Das Parlament, so deutet sich an, wird die Reform zerreden. Nicht weil sie schlecht wäre, sondern weil sie greift. Und nichts fürchten jene, die Schweigen verkaufen, mehr als eine Welt, in der Schweigen nichts mehr einbringt.

Kaspar Villiger nannte sein Departement vor zwanzig Jahren ein «Tollhaus». Es war keines.
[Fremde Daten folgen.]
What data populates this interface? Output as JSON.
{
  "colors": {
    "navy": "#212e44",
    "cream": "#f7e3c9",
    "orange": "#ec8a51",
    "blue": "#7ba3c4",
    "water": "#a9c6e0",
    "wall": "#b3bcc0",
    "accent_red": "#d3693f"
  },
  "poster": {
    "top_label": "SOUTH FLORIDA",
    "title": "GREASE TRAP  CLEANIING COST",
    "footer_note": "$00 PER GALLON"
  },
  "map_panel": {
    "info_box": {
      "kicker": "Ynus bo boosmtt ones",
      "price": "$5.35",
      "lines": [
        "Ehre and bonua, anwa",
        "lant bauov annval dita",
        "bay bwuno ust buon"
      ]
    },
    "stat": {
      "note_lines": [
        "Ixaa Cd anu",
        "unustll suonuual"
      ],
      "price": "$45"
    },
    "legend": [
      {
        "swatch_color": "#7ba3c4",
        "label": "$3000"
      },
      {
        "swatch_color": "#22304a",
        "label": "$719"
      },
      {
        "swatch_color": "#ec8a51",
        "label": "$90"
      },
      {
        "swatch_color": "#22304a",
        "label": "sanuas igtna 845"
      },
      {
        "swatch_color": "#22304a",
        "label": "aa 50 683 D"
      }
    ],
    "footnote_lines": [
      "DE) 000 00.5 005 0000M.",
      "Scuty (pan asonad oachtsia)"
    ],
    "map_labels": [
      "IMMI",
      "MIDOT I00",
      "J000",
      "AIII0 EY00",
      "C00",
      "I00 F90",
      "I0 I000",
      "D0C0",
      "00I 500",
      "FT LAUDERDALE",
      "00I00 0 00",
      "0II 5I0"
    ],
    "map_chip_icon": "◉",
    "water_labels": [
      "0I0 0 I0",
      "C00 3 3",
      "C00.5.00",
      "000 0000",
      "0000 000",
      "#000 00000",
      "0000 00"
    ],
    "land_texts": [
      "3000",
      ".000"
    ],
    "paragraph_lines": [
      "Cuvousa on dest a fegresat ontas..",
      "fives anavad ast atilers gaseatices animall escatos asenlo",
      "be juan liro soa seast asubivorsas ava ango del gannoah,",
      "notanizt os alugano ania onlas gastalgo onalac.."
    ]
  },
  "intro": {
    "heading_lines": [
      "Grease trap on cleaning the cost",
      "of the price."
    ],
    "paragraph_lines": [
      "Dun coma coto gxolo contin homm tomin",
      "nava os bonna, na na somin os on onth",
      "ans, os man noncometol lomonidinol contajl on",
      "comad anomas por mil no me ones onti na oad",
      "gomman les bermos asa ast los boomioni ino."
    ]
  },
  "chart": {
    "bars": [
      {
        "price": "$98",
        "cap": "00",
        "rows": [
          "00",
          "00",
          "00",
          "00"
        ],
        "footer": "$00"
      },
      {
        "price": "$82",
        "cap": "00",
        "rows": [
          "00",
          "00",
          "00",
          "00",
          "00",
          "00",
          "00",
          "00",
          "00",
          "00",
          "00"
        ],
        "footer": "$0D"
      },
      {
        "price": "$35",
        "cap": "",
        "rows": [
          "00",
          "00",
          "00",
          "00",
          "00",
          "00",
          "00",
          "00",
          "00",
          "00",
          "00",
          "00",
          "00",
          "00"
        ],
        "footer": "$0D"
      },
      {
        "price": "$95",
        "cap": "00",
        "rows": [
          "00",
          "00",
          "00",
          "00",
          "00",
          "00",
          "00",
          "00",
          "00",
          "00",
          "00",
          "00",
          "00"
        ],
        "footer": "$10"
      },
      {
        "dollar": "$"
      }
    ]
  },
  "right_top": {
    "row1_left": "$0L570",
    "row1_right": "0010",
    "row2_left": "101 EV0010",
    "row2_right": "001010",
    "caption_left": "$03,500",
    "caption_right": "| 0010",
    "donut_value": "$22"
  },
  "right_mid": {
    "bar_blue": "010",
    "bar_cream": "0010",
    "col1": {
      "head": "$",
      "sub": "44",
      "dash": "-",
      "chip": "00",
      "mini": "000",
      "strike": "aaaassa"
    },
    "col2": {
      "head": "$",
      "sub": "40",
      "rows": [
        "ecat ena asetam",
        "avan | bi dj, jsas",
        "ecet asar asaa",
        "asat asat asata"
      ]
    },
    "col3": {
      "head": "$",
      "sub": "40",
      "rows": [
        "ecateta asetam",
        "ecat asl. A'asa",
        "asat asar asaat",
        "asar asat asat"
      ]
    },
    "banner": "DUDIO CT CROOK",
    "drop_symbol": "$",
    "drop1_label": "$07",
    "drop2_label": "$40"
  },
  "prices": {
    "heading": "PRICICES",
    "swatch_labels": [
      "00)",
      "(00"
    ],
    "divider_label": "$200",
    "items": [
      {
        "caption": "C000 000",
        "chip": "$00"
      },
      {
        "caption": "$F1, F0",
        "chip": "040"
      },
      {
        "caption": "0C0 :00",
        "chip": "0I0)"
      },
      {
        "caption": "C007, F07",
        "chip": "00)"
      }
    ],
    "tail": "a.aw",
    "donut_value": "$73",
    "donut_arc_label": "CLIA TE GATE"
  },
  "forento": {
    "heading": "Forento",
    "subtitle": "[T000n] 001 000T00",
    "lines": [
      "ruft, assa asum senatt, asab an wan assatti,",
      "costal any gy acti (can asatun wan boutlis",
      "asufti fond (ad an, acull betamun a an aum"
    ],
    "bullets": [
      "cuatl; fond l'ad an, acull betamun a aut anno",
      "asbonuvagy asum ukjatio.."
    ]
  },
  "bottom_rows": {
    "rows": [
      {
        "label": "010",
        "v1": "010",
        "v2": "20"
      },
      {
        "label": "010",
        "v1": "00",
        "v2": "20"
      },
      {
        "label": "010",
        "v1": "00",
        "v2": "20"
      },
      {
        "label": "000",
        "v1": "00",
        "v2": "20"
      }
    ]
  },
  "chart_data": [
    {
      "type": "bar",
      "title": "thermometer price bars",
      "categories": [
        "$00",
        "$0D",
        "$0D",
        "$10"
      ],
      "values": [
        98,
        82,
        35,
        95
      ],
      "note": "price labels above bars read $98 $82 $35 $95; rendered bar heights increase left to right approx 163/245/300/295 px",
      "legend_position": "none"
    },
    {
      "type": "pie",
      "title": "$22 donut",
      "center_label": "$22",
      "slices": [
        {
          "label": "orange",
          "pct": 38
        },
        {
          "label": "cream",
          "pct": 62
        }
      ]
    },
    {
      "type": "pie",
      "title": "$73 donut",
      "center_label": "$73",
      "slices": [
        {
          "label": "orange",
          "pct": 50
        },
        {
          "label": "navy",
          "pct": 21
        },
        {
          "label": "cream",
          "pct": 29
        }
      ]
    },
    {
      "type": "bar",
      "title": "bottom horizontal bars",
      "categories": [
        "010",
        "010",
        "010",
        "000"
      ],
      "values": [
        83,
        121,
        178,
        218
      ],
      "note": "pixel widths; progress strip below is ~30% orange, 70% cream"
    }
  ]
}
Es war ein Spiegel.

❖ Ende des Artikels ❖

Prüfbare Behauptungen — 2 von 5 Behauptungen belegt
  1. ZITAT Vorgeschlagene Gesetzesänderungen zur Erweiterung des Geldwäschereigesetzes stoßen auf politischen Widerstand.

    nicht woertlich zuordenbar — die Behauptung ist umformuliert oder findet sich nicht im Wortlaut der angegebenen Quellen; das ist KEINE Aussage darueber, ob sie belegt ist

  2. ZITAT Die Schweiz könnte auf der FATF-Beobachtungsliste bleiben, wenn sie nicht effektiv gegen Finanzkriminalität vorgeht.

    nicht woertlich zuordenbar — die Behauptung ist umformuliert oder findet sich nicht im Wortlaut der angegebenen Quellen; das ist KEINE Aussage darueber, ob sie belegt ist

  3. ZITAT Die Einstufung auf der 'graue Liste' kann die internationalen Finanzbeziehungen der UAE beeinträchtigen und ihre Attraktivität als Geschäftshub verringern.

    „Financial experts say a grey-list designation is a major setback for the UAE“ — wörtlich im Quelltext belegt

  4. ZITAT Die UAE hat sich verpflichtet, ihre Systeme zur Bekämpfung von Geldwäsche zu stärken und die Anzahl der Ermittlungen und Verfolgungen zu erhöhen.

    die vorgeschlagene Belegstelle steht so NICHT im Quelltext und wurde deshalb verworfen; das ist eine Aussage ueber den Vorschlag, nicht ueber die Quellenlage

    vorgeschlagene Belegstelle verworfen, weil so nicht im Quelltext: „demonstrate a “sustained increase” in money laundering investigations and prosecutions.“

  5. ZITAT Die FATF hat die UAE aufgrund unzureichender Maßnahmen gegen Geldwäsche und Terrorismusfinanzierung auf die 'graue Liste' gesetzt.

    „took the decision to put the UAE, which includes the freewheeling trade-to-tourism hub Dubai and oil-rich Abu Dhabi, on the gray list over concerns that the country is not sufficiently countering illegal financial activities.“ — wörtlich im Quelltext belegt

5 Quellen · 2 davon belegt · 0 externe Belege · 5 prüfbare Behauptungen

Maschinell geprüft: jede Belegstelle wurde wörtlich im Quelltext gesucht. Die Bewertung der Redaktion ist nicht Teil dieser Prüfung.